Na WindowsRunToCompletionServicePackage de activering worden de samenstellende CodePackages gestart. RunToCompletionCodePackage1 moet worden afgesloten bij de eerste activering. RunToCompletionCodePackage2 kan mislukken met een niet-nul afsluitcode en wordt opnieuw opgestart omdat het beleid voor opnieuw opstarten is OnFailure.

<?xml version="1.0" encoding="UTF-8"?>
<ApplicationManifest ApplicationTypeName="WindowsRunToCompletionApplicationType" ApplicationTypeVersion="1.0" xmlns="http://schemas.microsoft.com/2011/01/fabric" xmlns:xsi="http://www.w3.org/2001/XMLSchema-instance">

  <Description>Windows RunToCompletion Application</Description>

  <ServiceManifestImport>
    <ServiceManifestRef ServiceManifestName="WindowsRunToCompletionServicePackage" ServiceManifestVersion="1.0"/>
    <Policies>
      <ExecutionPolicy Type="RunToCompletion" Restart="OnFailure"/>
    </Policies>
  </ServiceManifestImport>

  <DefaultServices>
    <Service Name="WindowsRunToCompletionService" ServicePackageActivationMode="ExclusiveProcess">
      <StatelessService ServiceTypeName="WindowsRunToCompletionServiceType" InstanceCount="1">
        <SingletonPartition />
      </StatelessService>
    </Service>
  </DefaultServices>
</ApplicationManifest>

Query-implementatiestatus van een DeployedServicePackage

U kunt de implementatiestatus van een DeployedServicePackage opvragen.
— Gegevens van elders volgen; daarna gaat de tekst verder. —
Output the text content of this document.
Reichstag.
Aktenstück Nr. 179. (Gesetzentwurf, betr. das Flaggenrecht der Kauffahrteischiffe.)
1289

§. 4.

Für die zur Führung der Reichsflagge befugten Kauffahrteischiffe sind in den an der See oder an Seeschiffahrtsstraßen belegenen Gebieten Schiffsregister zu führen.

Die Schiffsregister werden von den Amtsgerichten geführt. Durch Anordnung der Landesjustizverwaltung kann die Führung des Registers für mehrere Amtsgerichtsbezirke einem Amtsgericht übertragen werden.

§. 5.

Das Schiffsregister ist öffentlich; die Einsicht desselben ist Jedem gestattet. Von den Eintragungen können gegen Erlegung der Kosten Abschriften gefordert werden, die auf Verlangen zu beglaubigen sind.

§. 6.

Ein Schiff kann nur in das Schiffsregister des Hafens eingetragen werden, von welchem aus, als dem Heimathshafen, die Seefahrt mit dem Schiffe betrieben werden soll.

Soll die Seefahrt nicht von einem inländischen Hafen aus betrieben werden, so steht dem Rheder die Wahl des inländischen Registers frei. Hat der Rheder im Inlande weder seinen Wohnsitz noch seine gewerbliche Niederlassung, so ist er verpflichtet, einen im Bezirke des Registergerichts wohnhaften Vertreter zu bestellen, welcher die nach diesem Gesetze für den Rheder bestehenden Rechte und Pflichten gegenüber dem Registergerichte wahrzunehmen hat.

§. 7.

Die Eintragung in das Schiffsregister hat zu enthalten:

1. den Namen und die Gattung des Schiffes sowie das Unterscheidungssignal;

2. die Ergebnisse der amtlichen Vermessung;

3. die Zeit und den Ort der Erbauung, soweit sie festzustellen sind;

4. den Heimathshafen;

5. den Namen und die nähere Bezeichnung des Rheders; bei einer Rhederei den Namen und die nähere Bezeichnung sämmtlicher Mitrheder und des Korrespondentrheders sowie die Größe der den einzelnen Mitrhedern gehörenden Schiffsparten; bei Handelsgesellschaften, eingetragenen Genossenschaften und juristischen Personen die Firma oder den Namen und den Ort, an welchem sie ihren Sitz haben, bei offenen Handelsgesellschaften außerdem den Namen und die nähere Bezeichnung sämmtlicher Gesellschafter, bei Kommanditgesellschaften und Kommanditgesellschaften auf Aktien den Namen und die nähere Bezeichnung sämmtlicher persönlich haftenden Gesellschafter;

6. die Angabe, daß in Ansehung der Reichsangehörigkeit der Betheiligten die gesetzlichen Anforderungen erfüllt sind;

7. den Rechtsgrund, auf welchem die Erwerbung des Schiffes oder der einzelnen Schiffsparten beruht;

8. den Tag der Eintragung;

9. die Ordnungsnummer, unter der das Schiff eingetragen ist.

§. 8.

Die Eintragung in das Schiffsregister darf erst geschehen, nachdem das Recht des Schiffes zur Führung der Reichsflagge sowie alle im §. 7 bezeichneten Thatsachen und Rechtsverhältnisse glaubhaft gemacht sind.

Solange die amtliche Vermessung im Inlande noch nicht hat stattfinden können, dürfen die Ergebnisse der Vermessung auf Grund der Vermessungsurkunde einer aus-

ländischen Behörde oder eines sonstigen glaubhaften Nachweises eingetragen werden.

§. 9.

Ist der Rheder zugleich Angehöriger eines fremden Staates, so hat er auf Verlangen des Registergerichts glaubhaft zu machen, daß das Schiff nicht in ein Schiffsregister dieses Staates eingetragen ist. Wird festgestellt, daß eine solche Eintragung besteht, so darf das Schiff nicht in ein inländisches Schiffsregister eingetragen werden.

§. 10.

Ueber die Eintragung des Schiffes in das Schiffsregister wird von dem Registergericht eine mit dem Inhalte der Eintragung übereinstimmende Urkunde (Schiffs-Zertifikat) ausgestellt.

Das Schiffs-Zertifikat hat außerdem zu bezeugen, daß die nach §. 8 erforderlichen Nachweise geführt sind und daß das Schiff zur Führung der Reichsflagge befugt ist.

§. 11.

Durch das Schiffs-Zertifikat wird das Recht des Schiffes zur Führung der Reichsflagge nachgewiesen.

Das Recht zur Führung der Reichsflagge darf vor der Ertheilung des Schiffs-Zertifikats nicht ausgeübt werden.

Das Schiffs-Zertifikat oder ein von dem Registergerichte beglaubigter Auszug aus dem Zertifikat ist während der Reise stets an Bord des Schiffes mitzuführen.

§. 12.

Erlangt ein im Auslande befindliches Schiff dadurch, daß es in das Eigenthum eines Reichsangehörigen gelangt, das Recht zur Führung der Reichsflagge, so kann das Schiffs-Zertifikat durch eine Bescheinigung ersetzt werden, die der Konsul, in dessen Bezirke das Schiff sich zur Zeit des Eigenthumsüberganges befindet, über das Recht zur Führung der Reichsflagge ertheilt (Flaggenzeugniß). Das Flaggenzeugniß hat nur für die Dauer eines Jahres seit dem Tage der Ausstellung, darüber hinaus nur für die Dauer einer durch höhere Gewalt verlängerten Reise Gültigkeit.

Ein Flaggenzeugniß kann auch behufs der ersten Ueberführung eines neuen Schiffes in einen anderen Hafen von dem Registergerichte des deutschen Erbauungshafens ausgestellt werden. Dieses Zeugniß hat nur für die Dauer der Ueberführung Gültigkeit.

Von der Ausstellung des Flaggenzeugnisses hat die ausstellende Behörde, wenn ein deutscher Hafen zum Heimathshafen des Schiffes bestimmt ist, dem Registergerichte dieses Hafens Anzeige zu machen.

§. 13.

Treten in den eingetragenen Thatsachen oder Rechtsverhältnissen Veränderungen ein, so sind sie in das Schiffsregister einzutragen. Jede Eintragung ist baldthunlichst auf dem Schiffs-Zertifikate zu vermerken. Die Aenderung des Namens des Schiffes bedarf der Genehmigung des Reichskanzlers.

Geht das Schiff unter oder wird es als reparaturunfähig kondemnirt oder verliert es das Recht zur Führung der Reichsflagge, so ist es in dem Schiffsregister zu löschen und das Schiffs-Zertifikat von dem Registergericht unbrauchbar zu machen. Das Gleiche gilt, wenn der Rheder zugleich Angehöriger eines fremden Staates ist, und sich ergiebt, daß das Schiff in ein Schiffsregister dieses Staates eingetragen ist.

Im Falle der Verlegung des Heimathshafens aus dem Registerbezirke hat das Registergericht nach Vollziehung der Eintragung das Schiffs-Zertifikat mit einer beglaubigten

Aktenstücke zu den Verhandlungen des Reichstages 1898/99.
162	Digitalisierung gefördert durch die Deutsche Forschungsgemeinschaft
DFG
Overwegingen voor semantiek runToCompletion

Houd rekening met de volgende punten over ondersteuning voor RunToCompletion:

  • RunToCompletion-semantiek wordt alleen ondersteund voor containers en uitvoerbare gasttoepassingen.
  • Upgradescenario's voor toepassingen met RunToCompletion-semantiek zijn niet toegestaan. U moet dergelijke toepassingen zo nodig verwijderen en opnieuw maken.
  • Failovergebeurtenissen kunnen ertoe leiden dat CodePackages na voltooiing opnieuw worden uitgevoerd, op hetzelfde knooppunt of op andere knooppunten van het cluster. Voorbeelden van failover-gebeurtenissen zijn opnieuw opstarten van knooppunten en Service Fabric-runtime-upgrades op een knooppunt.
  • RunToCompletion is niet compatibel met ServicePackageActivationMode="SharedProcess". Service Fabric-runtimeversie 9.0 en hoger mislukt de validatie voor dergelijke services. SharedProcess is de standaardwaarde, dus u moet opgeven ServicePackageActivationMode="ExclusiveProcess" dat runToCompletion-semantiek moet worden gebruikt.